KwaZulu-Natal is one of two provinces where a new cell phone technology that traces drug stock-outs right up to the facility level, is being piloted. “Because of this system we can tell you what is happening in every clinic in KZN, which is why the [ENCA] story … came as a complete surprise to us … If it were any other province we would have been caught with our pants down, but for KZN we have all this information.”

Motsoaledi said that the reports had warranted the investigation because the fixed-dose combination programme is the department’s “flagship programme” and needed to be protected. 

He said one of the main advantages was that it was more than 50% cheaper than the alternative (providing each patient with three different pills), costing R14-billion to run versus R29-billion. 

Drug supply subject to ‘profit-seeking corporates’
However the minister acknowledged that drug supply in South Africa, like in many other countries, is subject to business decisions made by profit-seeking corporates. “There are lots of essential medicines, which are always in short supply.”

This is why a list of medicines was published by the department and subsequently reported on by the Times on May 18. “That list was released on our website as an early warning system to solve particular problems,” the minister said.
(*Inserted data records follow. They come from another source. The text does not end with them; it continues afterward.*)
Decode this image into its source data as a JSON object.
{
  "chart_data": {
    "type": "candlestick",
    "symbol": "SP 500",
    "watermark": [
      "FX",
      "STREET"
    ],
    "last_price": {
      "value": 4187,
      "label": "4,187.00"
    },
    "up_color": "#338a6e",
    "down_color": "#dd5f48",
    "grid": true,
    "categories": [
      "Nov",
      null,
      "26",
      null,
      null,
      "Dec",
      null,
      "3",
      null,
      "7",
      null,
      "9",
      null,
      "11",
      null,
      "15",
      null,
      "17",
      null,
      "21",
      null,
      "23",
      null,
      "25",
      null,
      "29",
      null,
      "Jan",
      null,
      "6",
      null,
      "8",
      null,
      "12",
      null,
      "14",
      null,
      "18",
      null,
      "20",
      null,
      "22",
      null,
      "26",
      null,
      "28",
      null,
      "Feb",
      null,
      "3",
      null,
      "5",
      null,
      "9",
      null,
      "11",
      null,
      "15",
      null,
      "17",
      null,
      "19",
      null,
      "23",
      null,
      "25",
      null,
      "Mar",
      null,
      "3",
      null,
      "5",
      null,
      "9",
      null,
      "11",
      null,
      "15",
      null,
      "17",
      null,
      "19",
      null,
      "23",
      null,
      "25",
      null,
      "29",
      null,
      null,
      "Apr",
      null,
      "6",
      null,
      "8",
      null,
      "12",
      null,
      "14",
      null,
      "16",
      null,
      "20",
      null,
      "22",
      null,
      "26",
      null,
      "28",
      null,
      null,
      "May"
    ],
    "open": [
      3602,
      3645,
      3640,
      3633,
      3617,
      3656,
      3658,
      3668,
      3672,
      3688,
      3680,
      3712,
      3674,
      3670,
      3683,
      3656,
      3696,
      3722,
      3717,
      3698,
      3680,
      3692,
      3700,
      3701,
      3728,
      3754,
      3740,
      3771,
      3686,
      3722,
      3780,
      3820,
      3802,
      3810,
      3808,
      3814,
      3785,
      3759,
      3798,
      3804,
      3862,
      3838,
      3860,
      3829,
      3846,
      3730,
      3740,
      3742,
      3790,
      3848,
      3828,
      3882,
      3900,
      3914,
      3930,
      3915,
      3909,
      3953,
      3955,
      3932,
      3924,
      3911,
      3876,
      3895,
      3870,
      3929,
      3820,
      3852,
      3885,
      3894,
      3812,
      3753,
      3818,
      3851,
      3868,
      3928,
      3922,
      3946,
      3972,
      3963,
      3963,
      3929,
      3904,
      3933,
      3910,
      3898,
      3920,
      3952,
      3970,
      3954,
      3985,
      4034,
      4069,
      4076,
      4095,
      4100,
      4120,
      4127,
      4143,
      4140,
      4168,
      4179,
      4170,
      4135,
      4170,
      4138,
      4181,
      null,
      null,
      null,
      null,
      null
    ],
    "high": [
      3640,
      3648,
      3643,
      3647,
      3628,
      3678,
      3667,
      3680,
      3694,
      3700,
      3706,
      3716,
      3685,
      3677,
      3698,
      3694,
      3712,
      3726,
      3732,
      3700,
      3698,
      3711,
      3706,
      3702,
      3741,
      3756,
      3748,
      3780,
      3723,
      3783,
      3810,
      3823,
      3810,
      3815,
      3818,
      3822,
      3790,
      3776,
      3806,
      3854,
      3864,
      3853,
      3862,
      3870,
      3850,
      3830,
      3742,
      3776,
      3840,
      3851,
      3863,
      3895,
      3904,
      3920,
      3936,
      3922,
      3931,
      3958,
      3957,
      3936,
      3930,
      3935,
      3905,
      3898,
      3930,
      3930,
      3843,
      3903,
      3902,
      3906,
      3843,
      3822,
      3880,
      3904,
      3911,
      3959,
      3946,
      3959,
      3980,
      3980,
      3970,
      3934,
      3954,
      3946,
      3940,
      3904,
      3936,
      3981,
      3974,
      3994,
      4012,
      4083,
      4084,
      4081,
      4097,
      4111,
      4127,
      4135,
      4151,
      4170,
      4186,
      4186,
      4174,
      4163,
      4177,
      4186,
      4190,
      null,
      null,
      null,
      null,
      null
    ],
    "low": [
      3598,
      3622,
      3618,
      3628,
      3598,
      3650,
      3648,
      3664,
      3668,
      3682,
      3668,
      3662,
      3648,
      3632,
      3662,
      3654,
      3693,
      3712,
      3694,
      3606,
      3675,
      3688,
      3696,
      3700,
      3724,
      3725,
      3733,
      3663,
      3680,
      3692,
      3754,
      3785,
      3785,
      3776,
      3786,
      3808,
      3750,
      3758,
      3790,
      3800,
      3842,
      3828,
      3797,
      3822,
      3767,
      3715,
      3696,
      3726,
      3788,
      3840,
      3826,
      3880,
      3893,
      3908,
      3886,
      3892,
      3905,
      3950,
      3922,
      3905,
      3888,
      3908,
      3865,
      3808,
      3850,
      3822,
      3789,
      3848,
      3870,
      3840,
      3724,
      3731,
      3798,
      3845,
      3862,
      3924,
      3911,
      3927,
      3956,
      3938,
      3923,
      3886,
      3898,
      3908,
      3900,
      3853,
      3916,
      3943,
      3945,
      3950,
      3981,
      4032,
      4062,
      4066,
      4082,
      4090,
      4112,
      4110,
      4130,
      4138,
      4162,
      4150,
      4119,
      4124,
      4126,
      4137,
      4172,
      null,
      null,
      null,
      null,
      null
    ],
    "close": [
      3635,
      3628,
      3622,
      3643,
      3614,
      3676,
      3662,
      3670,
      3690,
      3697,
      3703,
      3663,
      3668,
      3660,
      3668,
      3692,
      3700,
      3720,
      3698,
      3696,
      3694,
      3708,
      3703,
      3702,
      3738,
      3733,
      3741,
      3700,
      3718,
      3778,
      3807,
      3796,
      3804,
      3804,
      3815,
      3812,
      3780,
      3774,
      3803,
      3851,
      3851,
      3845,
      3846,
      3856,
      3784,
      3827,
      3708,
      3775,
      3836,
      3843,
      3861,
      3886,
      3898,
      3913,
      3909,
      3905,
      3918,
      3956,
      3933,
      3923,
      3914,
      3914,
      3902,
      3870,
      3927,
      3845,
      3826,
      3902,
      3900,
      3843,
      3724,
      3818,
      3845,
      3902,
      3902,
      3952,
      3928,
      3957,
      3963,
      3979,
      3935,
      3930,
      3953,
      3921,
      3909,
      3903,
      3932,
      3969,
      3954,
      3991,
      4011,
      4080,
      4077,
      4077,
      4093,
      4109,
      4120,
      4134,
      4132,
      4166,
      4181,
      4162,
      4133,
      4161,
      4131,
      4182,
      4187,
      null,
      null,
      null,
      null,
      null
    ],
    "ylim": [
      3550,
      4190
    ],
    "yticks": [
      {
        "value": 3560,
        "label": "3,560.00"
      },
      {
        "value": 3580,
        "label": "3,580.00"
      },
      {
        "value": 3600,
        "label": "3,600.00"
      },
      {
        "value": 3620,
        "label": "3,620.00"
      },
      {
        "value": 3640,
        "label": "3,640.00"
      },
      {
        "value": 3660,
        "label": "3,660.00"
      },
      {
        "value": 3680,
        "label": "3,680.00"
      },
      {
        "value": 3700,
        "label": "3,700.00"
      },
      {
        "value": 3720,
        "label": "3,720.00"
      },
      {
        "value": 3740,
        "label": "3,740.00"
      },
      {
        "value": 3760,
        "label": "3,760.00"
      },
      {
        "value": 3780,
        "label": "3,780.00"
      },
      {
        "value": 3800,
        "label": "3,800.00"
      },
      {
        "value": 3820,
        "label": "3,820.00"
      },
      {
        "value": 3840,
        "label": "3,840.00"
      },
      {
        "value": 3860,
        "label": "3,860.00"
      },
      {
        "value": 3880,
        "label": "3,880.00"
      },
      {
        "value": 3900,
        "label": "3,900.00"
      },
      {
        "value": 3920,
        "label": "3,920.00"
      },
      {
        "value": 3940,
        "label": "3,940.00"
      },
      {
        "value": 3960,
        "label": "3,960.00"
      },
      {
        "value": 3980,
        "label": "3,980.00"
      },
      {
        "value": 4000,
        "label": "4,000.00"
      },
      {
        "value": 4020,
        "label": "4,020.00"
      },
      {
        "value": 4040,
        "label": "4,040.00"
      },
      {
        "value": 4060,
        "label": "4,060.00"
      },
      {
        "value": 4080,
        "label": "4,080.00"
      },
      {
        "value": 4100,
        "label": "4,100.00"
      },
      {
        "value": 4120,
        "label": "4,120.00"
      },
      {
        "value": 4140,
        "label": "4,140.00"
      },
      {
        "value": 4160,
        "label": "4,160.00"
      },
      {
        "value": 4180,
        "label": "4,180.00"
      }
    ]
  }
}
He explained that it was to help provinces and facilities (who were responsible for ordering drugs) to know not to place orders with particular companies struggling to supply particular drugs.

Notably, Mostoaledi explained, there recently was a “severe shortage” of Abacavir (an ARV used for children) because all three suppliers of the drug had difficulty in sourcing sufficient active pharmaceutical ingredients to produce sufficient quantities of both the syrup and the tablets. 

Atop that, one supplier had three batch failures and had to investigate the reasons before stock could be released. Supplies of the drug should normalise by the idle of June and orders fulfilled by the end of June. Patients had been given a drug known as AZT as a replacement when necessary. 

“All these issues at play are beyond my control as government,” Motsoaledi said. 

Some of the media reports, and many more before this latest matter made the news, have suggested that one of the biggest issues is non-payment of suppliers. But Motsoaledi refuted this. “At no stage did any company report that the shortages were related to non-payment of ARV’s despite us asking them directly,” he said. 

Report on drug shortage
Marcus Low, head of policy at the HIV lobby group Treatment Action Campaign (TAC) said he could not comment on specifics of the media statement on Sunday as he had not had time to review it.  

“Over the last two months, we have picked up from patients telling us they can’t get medicines in Mpumalanga and Limpopo, and hearing the same thing from the Rural Doctors Association [of Southern Africa]. Some of it is  Abacavir, but it’s not just that.”

However, Low noted that the Stop Stockouts project, a group of civil organisations that monitors drug stock-outs, and in which the TAC is involved, will publish a report in coming weeks, which shows the national trend when it comes to drug shortages, “and it’s clear that in general the condition has not changed much,” Low said.

“What we know from tracking this stuff over the past few years, is some of the problem is supply shortage, but most of the time that’s not the issue, it’s distribution issues … and very poor forecasting.” 

Low noted there had been a lot of co-operation from the national department over the past year but “the problem has more to do with wider collapse of the healthcare system and the minister isn’t in a position to fix it in Mpumalanga and in the Free State”.